Eu acho que o trabalho artesanal em si tem como base a sustentabilidade. O trabalho artesanal lida com o tempo humano, com a matéria-prima de uma forma mais direta, a produção é mais lenta, a quantidade é menor, e isso é mais sustentável. Bem diferente do industrial, em que tudo é grande. O consumo de combustível para manter as máquinas ligadas é grande. O desperdício é grande. A dificuldade que eu encontro é a compra de matéria-prima. Temos que estar muito atentos ao consumo da madeira. E a madeira é um material que renasce. diferente de outros materiais, cujo tempo de reaparição na Terra é muito maior. Procuro madeiras que tenham certificação sustentável, que tenham documento de origem florestal e madeiras de demolição. Uso esses três caminhos para procurar madeira.
Como é seu processo de criação?
Meu processo é um tanto livre e espontâneo. Uma vez me preparei para falar sobre processos criativos e fiquei preocupado em como falar sobre algo que para mim é tão espontâneo. Se posso dizer que tenho um método, o meu é permitir que o processo tenha uma expressão genuína, desde desenhar à mão com papel e lápis.
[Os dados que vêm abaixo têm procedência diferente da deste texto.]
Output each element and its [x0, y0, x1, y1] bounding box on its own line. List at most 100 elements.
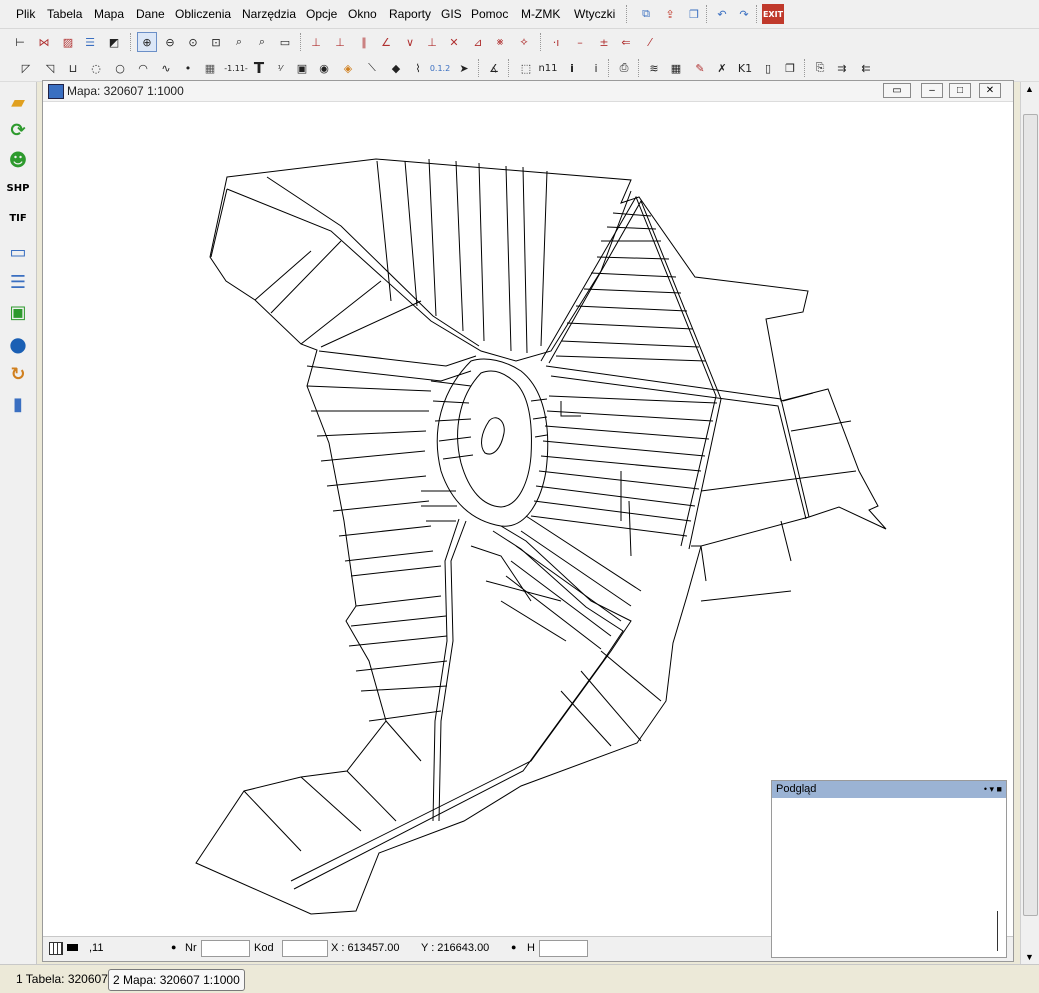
layers-icon[interactable]: ≋ — [644, 58, 664, 78]
polyline-icon[interactable]: ⌇ — [408, 58, 428, 78]
info-icon[interactable]: i — [562, 58, 582, 78]
open-folder-icon[interactable]: ▰ — [6, 90, 30, 114]
zoom-in-icon[interactable]: ⊕ — [137, 32, 157, 52]
nr-field[interactable] — [201, 940, 250, 957]
exit-icon[interactable]: EXIT — [762, 4, 784, 24]
shield-symbol-icon[interactable]: ◉ — [314, 58, 334, 78]
curve-icon[interactable]: ∿ — [156, 58, 176, 78]
tools-icon[interactable]: ✗ — [712, 58, 732, 78]
table-lines-icon[interactable]: ☰ — [80, 32, 100, 52]
info-list-icon[interactable]: ⅰ — [586, 58, 606, 78]
grid-table-icon[interactable]: ▦ — [666, 58, 686, 78]
redo-icon[interactable]: ↷ — [734, 4, 754, 24]
dimension-icon[interactable]: -1.11- — [223, 58, 249, 78]
device-icon[interactable]: ▮ — [6, 392, 30, 416]
kod-field[interactable] — [282, 940, 328, 957]
undo-icon[interactable]: ↶ — [712, 4, 732, 24]
color-swatch-icon[interactable] — [67, 944, 78, 951]
point-icon[interactable]: • — [178, 58, 198, 78]
pages-icon[interactable]: ❐ — [780, 58, 800, 78]
vertex-icon[interactable]: ∨ — [400, 32, 420, 52]
menu-wtyczki[interactable]: Wtyczki — [574, 7, 615, 21]
shp-export-icon[interactable]: SHP — [6, 176, 30, 200]
diamond-icon[interactable]: ◆ — [386, 58, 406, 78]
grid-toggle-icon[interactable] — [49, 942, 63, 955]
select-arrow-icon[interactable]: ➤ — [454, 58, 474, 78]
tab-tabela[interactable]: 1 Tabela: 320607 — [12, 969, 112, 989]
menu-plik[interactable]: Plik — [16, 7, 35, 21]
merge-icon[interactable]: ⟡ — [514, 32, 534, 52]
circle-dashed-icon[interactable]: ◌ — [86, 58, 106, 78]
print-icon[interactable]: ⎙ — [614, 58, 634, 78]
tab-mapa[interactable]: 2 Mapa: 320607 1:1000 — [108, 969, 245, 991]
arc-icon[interactable]: ◠ — [133, 58, 153, 78]
polygon-tool-icon[interactable]: ◸ — [16, 58, 36, 78]
zoom-extent-icon[interactable]: ⊙ — [183, 32, 203, 52]
import-object-icon[interactable]: ⇇ — [856, 58, 876, 78]
menu-mapa[interactable]: Mapa — [94, 7, 124, 21]
preview-menu-icon[interactable]: • ▾ ■ — [984, 781, 1002, 798]
line-cross-icon[interactable]: ± — [594, 32, 614, 52]
measure-angle-icon[interactable]: ∡ — [484, 58, 504, 78]
image-icon[interactable]: ▣ — [6, 300, 30, 324]
angle-icon[interactable]: ∠ — [376, 32, 396, 52]
media-icon[interactable]: ▣ — [292, 58, 312, 78]
line-tool-icon[interactable]: ⊢ — [10, 32, 30, 52]
fill-black-icon[interactable]: ◩ — [104, 32, 124, 52]
zoom-previous-icon[interactable]: ⌕ — [229, 32, 249, 52]
export-icon[interactable]: ⇪ — [660, 4, 680, 24]
page-icon[interactable]: ▯ — [758, 58, 778, 78]
scroll-up-icon[interactable]: ▲ — [1025, 84, 1034, 94]
zoom-out-icon[interactable]: ⊖ — [160, 32, 180, 52]
open-rect-icon[interactable]: ⊔ — [63, 58, 83, 78]
zoom-next-icon[interactable]: ⌕ — [252, 32, 272, 52]
text-tool-icon[interactable]: T — [249, 58, 269, 78]
menu-okno[interactable]: Okno — [348, 7, 377, 21]
hatch-line-icon[interactable]: ⊿ — [468, 32, 488, 52]
copy-window-icon[interactable]: ❐ — [684, 4, 704, 24]
numbering-icon[interactable]: 0.1.2 — [430, 58, 450, 78]
parallel-icon[interactable]: ∥ — [354, 32, 374, 52]
select-rect-icon[interactable]: ⬚ — [516, 58, 536, 78]
rotate-icon[interactable]: ↻ — [6, 362, 30, 386]
tif-export-icon[interactable]: TIF — [6, 206, 30, 230]
perpendicular-icon[interactable]: ⊥ — [306, 32, 326, 52]
hatch-icon[interactable]: ▨ — [58, 32, 78, 52]
h-field[interactable] — [539, 940, 588, 957]
split-icon[interactable]: ⨳ — [490, 32, 510, 52]
globe-icon[interactable]: ● — [6, 332, 30, 356]
menu-tabela[interactable]: Tabela — [47, 7, 82, 21]
copy-object-icon[interactable]: ⎘ — [810, 58, 830, 78]
menu-opcje[interactable]: Opcje — [306, 7, 337, 21]
close-button[interactable]: ✕ — [979, 83, 1001, 98]
scroll-thumb[interactable] — [1023, 114, 1038, 916]
zoom-window-icon[interactable]: ⊡ — [206, 32, 226, 52]
refresh-folder-icon[interactable]: ⟳ — [6, 118, 30, 142]
slash-icon[interactable]: ⁄ — [640, 32, 660, 52]
list-icon[interactable]: ☰ — [6, 270, 30, 294]
minimize-button[interactable]: – — [921, 83, 943, 98]
point-number-icon[interactable]: n11 — [538, 58, 558, 78]
menu-obliczenia[interactable]: Obliczenia — [175, 7, 231, 21]
k1-icon[interactable]: K1 — [734, 58, 756, 78]
export-object-icon[interactable]: ⇉ — [832, 58, 852, 78]
menu-mzmk[interactable]: M-ZMK — [521, 7, 560, 21]
menu-raporty[interactable]: Raporty — [389, 7, 431, 21]
maximize-button[interactable]: □ — [949, 83, 971, 98]
fill-bucket-icon[interactable]: ◈ — [338, 58, 358, 78]
polygon-open-icon[interactable]: ◹ — [40, 58, 60, 78]
scroll-down-icon[interactable]: ▼ — [1025, 952, 1034, 962]
arrow-back-icon[interactable]: ⇐ — [616, 32, 636, 52]
base-perp-icon[interactable]: ⊥ — [422, 32, 442, 52]
user-icon[interactable]: ☻ — [6, 148, 30, 172]
diagonal-line-icon[interactable]: ⟍ — [362, 58, 382, 78]
gradient-icon[interactable]: ▦ — [200, 58, 220, 78]
vertical-scrollbar[interactable]: ▲ ▼ — [1020, 82, 1039, 964]
cascade-windows-icon[interactable]: ⧉ — [636, 4, 656, 24]
window-icon[interactable]: ▭ — [6, 240, 30, 264]
fraction-text-icon[interactable]: ⅟ — [270, 58, 290, 78]
menu-dane[interactable]: Dane — [136, 7, 165, 21]
intersect-icon[interactable]: ✕ — [444, 32, 464, 52]
arc-tool-icon[interactable]: ⋈ — [34, 32, 54, 52]
menu-pomoc[interactable]: Pomoc — [471, 7, 508, 21]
Sinto que as curvas ficam mais bonitas. Demanda um esforço. Poder desenhar bonito. Tem que ter paciência. E acontece no contato direto com a madeira. A madeira sugere onde fazer a curva, o que será mais fino ou mais grosso, o que fica para cima ou para baixo. A madeira tem uma importância muito grande no processo.
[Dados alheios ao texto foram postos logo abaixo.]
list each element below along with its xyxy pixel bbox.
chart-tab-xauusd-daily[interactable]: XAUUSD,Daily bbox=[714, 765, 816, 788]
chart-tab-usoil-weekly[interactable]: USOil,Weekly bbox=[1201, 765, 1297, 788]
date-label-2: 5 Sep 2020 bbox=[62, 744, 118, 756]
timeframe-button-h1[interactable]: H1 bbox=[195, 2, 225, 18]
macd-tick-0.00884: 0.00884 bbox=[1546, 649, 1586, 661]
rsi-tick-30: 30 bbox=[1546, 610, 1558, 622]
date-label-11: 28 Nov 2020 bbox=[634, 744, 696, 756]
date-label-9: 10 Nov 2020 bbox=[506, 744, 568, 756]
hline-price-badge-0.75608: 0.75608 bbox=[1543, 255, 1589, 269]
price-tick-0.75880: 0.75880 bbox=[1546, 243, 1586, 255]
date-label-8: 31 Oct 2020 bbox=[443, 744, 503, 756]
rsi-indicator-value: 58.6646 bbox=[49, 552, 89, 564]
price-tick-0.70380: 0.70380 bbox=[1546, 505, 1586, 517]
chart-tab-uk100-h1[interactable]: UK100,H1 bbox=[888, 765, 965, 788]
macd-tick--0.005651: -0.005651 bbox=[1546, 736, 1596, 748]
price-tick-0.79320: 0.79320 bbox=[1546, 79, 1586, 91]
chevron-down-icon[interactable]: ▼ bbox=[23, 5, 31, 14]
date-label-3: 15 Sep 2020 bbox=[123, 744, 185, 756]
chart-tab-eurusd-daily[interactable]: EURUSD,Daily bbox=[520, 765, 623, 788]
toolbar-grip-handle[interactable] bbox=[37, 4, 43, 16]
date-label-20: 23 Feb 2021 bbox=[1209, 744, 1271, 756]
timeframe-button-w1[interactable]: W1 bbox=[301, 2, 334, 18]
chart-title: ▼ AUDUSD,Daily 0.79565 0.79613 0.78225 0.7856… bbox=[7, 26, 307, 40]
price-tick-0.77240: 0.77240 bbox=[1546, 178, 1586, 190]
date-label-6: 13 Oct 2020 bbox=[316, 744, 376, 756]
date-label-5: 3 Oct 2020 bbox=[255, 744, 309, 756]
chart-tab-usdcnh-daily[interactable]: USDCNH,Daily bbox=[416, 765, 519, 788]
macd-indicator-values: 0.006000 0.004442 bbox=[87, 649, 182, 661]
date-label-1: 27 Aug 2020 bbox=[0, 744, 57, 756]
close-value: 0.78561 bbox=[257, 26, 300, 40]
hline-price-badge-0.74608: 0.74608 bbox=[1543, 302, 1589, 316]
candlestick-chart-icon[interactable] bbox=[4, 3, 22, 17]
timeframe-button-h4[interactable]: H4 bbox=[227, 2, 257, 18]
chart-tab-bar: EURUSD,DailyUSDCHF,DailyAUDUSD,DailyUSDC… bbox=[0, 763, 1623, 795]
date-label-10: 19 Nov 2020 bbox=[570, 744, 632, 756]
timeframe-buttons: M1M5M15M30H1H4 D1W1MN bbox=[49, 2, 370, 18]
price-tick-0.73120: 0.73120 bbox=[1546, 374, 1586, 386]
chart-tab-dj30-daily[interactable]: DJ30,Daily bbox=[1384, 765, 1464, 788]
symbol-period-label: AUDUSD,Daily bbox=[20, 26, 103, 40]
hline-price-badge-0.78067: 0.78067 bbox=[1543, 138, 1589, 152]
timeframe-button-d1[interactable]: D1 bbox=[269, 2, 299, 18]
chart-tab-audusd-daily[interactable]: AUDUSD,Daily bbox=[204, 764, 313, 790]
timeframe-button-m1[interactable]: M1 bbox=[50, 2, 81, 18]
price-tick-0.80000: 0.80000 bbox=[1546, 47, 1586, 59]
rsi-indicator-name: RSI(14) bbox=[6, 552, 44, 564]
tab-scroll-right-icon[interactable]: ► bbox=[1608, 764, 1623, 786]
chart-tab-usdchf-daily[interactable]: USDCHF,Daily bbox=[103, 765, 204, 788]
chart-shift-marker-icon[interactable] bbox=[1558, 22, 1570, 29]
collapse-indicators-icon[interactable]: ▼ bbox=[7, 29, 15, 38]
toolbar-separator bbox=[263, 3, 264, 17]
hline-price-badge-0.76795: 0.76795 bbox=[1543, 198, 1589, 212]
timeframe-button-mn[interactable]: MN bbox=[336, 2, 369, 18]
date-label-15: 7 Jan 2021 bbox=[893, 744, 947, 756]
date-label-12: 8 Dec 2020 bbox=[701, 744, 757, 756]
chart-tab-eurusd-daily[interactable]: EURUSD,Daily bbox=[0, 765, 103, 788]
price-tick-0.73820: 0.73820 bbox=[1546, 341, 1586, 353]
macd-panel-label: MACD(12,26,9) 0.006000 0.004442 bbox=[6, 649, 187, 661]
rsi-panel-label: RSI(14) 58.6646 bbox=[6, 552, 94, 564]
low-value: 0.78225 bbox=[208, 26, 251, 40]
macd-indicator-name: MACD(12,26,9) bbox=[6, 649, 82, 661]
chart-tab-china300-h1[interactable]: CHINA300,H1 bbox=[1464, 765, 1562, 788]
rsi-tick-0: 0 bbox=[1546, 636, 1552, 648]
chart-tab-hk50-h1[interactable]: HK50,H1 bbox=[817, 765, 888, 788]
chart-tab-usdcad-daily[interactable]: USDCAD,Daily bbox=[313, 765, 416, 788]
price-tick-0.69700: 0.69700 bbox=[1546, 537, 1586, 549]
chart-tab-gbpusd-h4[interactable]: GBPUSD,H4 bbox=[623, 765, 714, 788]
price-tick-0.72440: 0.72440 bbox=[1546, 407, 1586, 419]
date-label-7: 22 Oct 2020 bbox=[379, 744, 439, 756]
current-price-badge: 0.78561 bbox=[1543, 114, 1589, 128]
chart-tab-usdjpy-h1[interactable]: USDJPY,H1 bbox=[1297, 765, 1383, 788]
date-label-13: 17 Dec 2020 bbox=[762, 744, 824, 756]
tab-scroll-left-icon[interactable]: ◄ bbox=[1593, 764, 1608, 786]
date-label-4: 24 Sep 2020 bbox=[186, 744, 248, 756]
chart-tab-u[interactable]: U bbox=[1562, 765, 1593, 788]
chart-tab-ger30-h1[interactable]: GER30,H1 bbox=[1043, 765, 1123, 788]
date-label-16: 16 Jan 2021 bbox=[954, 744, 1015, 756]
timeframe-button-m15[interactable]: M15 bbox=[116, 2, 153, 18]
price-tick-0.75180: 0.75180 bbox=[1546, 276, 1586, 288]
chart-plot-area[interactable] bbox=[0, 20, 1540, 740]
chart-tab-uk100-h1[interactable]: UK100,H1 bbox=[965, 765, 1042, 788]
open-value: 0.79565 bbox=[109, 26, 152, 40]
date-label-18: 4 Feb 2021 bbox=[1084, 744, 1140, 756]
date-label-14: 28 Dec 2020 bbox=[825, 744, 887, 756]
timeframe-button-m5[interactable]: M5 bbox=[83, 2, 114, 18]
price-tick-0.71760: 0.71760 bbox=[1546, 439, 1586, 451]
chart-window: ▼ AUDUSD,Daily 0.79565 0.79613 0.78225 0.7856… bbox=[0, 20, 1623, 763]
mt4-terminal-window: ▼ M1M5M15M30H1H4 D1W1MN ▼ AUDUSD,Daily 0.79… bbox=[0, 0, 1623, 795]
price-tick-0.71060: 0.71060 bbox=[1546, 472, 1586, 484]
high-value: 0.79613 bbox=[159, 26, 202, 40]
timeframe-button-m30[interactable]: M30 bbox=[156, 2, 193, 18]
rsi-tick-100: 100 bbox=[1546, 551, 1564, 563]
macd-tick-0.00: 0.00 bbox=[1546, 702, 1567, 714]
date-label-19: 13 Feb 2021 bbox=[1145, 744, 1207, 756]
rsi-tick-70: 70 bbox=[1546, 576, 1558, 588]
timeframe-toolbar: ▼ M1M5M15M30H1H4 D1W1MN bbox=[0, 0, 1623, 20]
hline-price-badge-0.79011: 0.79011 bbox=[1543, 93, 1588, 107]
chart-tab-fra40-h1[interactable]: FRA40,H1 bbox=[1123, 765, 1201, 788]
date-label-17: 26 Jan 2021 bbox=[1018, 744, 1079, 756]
Por que acha que o mobiliário com DNA brasileiro faz tanto sucesso no exterior? Criamos um mito muito alegórico da nossa linguagem de móveis e por isso atrai? Ou a qualidade é definitivamente superior?
Essa pergunta é tão difícil quanto aquela da expressão brasileira. Não sei o porquê. Graças a Deus as pessoas estão descobrindo. Tem que saber aproveitar essa onda. Acredito que tem a ver com o estilo que as pessoas reconhecem mesmo. Vejo que tem marcas grandes que estão se colocando mais lá fora, como a Etel, por exemplo. Isso é uma influência. Mostra muito da qualidade. A meu ver parece que a madeira tem uma expressão muito grande do que é o móvel brasileiro. Contemporâneo ou não. Não sei dizer se é qualidade superior. Do meu trabalho, tem expressão lá fora também. Volta e meia a gente exporta.